DD: There’s something ghostly about that absence.
MW: Yeah! There’s something about seeing him on film or in pictures: he’s always looking away, never looking straight at the camera. Or we do these evocative shots in the film with actors in Arthur’s actual clothes.

DD: Is there a connection between your creative process and Arthur’s?
MW: These may be a little esoteric, but my attitude towards filmmaking is to think of the threads of the process, almost like when you’re braiding: obviously sound and image, but with say image, there’s the visual system that’s all VHS, the archival system, the interview system, and so on – and they have to all work in balance. That’s how I think about filmmaking, and I think there are a lot of similarities in music.
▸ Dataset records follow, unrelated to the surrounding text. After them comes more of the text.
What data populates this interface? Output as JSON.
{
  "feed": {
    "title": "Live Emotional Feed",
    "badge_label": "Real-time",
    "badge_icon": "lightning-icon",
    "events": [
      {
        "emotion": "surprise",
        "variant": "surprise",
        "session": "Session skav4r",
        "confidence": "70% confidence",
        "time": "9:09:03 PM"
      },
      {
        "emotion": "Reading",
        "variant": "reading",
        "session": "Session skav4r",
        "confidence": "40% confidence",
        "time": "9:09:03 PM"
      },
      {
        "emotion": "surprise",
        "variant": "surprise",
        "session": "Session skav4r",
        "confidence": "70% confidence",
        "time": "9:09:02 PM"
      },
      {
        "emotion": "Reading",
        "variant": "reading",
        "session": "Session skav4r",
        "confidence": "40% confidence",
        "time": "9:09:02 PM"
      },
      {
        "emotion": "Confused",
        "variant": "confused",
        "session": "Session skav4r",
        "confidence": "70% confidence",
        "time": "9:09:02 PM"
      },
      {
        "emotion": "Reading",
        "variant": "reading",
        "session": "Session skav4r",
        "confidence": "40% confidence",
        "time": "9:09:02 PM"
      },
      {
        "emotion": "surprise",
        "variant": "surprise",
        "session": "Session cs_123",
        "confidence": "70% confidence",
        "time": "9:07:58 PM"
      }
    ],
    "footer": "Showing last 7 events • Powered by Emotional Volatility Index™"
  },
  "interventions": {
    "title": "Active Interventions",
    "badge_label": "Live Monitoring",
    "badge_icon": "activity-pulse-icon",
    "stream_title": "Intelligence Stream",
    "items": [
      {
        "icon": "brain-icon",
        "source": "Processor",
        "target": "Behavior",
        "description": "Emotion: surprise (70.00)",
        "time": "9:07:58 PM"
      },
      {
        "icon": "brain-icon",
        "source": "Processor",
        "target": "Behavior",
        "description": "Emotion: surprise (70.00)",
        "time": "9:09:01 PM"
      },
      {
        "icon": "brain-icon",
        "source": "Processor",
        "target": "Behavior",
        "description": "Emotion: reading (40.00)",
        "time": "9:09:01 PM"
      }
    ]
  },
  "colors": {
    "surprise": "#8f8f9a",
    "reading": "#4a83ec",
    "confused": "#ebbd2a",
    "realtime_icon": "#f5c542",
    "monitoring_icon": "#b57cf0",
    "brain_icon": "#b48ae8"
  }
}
I was thinking about the process of producing a song and the artistry of producing a song, I really start to understand the stratification of sounds you hear in a complex song… really listening to the actual sound of a song, with lyrics and language as a separate system to the beat and the cello and the effects, and seeing how Arthur braids these parts together.

DD: I actually found the landscape shots some of the most moving parts.  What was it like shooting these shots?
MW: Oh, that was really fun! When we shot the cornfield, we strapped a camera onto the side of a car we rented and drove through cornfields, and drove and drove and drove. We got pulled over by the police – it was homeland security thinking we were terrorists – but that’s America for you. It was really beautiful. When you’re not from the Midwest, as I’m not, you have this clichéd picture of what the Midwest looks like and its true: it’s so flat and you can’t see anything – it just goes on and on and on. I wanted this contrast between this deep ocean space and this wide, endless sky and corn. I remember we were in Iowa in this motel in the back of a Walmart, just listening to Arthur’s music with these shots on loop, feeling so pleased. It felt meditative, just seeing the landscape move.

Wild Combination is on at the ICA until 19 October, and out on DVD on Plexi on November 3. Rough Trade are releasing a CD full of Arthur’s lesser-know folk music called Love Is Overtaking Me on the 27th October.